175 «Les Ainsi-Venus des dix directions, en cultivant grâce à l'un ou l'autre des dix-huit domaines, ont atteint la Bodhi parfaite insurpassée. Pour eux; n'importe lequel de ces dix-huit était généralement adéquat.

«Mais tu es à un niveau inférieur et n'es pas encore capable de perfectionner une sagesse confortable parmi eux. Je te donnerai donc une explication afin que tu puisses pénétrer profondément dans la porte.

176 «Franchis-en une sans fausseté et tes six organes sensoriels seront simultanément purs».

Ananda dit au Bouddha : «Honoré du Monde, comment nous opposons-nous au flux, entrons-nous profondément par une porte et amenons-nous les six organes à se purifier simultanément ?»

177 Le Bouddha dit à Ananda : «Tu as déjà obtenu le fruit de Çrotâpana. Tu as déjà mis un terme aux illusions conceptuelles qui affligent les êtres vivants des trois domaines, mais tu ne sais pas encore que tes organes ont accumulé des habitudes qui sont sans commencement. On ne peut se séparer de ces habitudes sans la culture. Y-compris les nombreuses subtilités de leur surgissement, de leur permanence, de leurs changements et de leur cessation.

178 «Il faudrait maintenant que tu observes davantage les six organes : sont-ils un ou six ? Ananda, si tu dis qu'ils n'en forment qu'un seul, pourquoi les oreilles ne peuvent-elles voir ? Pourquoi la tête ne peut-elle marcher  ? Pourquoi les pieds ne peuvent-ils parler ?

180 «Si les six organes sont absolument six, alors, au moment où je vous expose cette subtile et merveilleuse porte dharmique au sein de cette assemblée, lequel de vos six organes la reçoit ?» Ananda dit : «Je l'entends de mes oreilles». Le Bouddha dit : «Tes oreilles l'entendent d'elles-mêmes ? Qu'est-ce donc que cela a à voir avec ton corps et ta bouche ? Et c'est pourtant de ta bouche que t'enquiers des principes et de ton corps que tu montres ta vénération.

181 «Tu dois donc savoir que s'ils ne sont pas un seul, alors ils sont six. Et que s'ils ne sont pas six, ils doivent être un. Mais tu ne peux pas dire que tes organes soient fondamentalement un et six.

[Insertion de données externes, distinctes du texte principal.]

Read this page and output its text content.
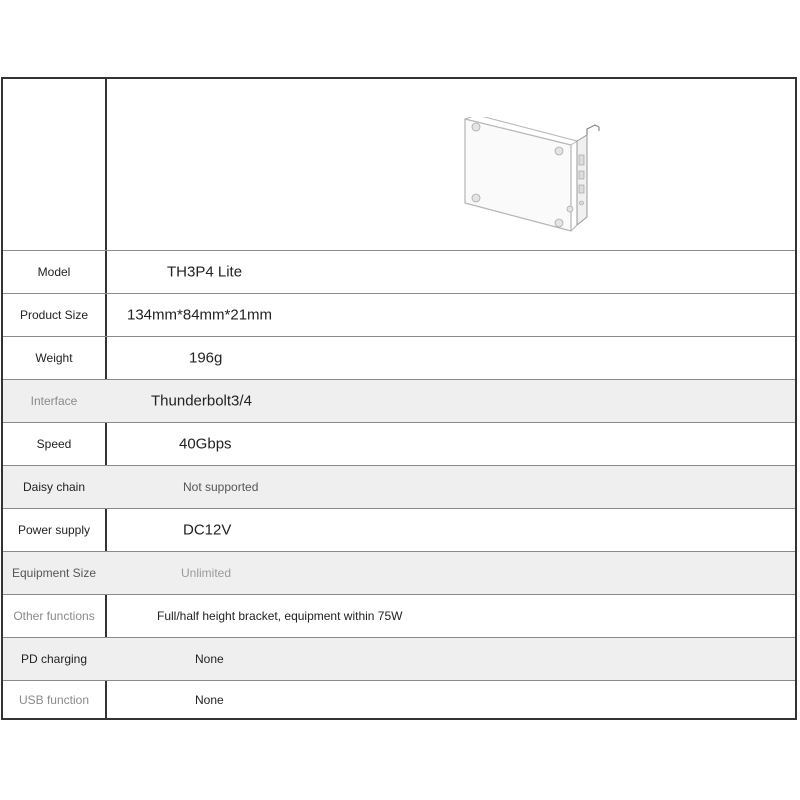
Model	TH3P4 Lite
Product Size	134mm*84mm*21mm
Weight	196g
Interface	Thunderbolt3/4
Speed	40Gbps
Daisy chain	Not supported
Power supply	DC12V
Equipment Size	Unlimited
Other functions	Full/half height bracket, equipment within 75W
PD charging	None
USB function	None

181-182 «Ananda, tu dois savoir que ces organes ne sont ni un ni six. C'est parce qu'elle marche sur la tête et qu'elle sombre dans les implications sans commencement depuis des temps sans commencement que la théorie du un et six a été établie. En tant que Çrotâpanna, tu as dissous les six, mais tu ne t'es pas encore défait de l'une.

183 «C'est comme remplir des récipients de diverses formes avec la vacuité et dire ensuite que la vacuité a toute forme qu'aurait le récipient. Et puis ensuite, lorsqu'on se débarrasse des récipients, considérer la vacuité et dire que c'est tout pareil.

184 «Comment la vacuité peut -elle être pareille ou différente à ta convenance?

Tu peux encore moins l'appeler «Une» ou «Non-une». Tu dois comprendre que les six organes réceptifs fonctionnels sont semblables.

186 «La vue se produit parce que les deux attributs de l'obscurité et de la lumière et leur pareils adhèrent fermement à la quiétude dans ce qui était à l'origine la merveilleuse perfection. L'essence de la vue reflète la forme et se combine avec les formes pour devenir un organe. Cet organe, qui était à l'origine les quatre purs éléments, est appelé un oeil et a la forme d'un raisin. Des quatre objets de souillure que poursuivent les organes des sens qui sont situés dans la tête, celui-ci poursuit la forme.

188 «L'ouïe se produit parce que les deux réverbérations du mouvement et de l'immobilité et leurs pareils adhèrent fermement à la quiétude dans ce qui était à l'origine la merveilleuse perfection. L'essence de l'ouïe reflète le son et résonne avec lui pour devenir l'organe de l'oreille. La composition primaire de l'organe-oreille, ce sont les quatre éléments purement définis. Ces parties que nous appelons les oreilles ont la forme de feuilles fraîchement roulées. Des quatre objets de souillure que poursuivent les organes des sens, celui-ci est lâché sur le son.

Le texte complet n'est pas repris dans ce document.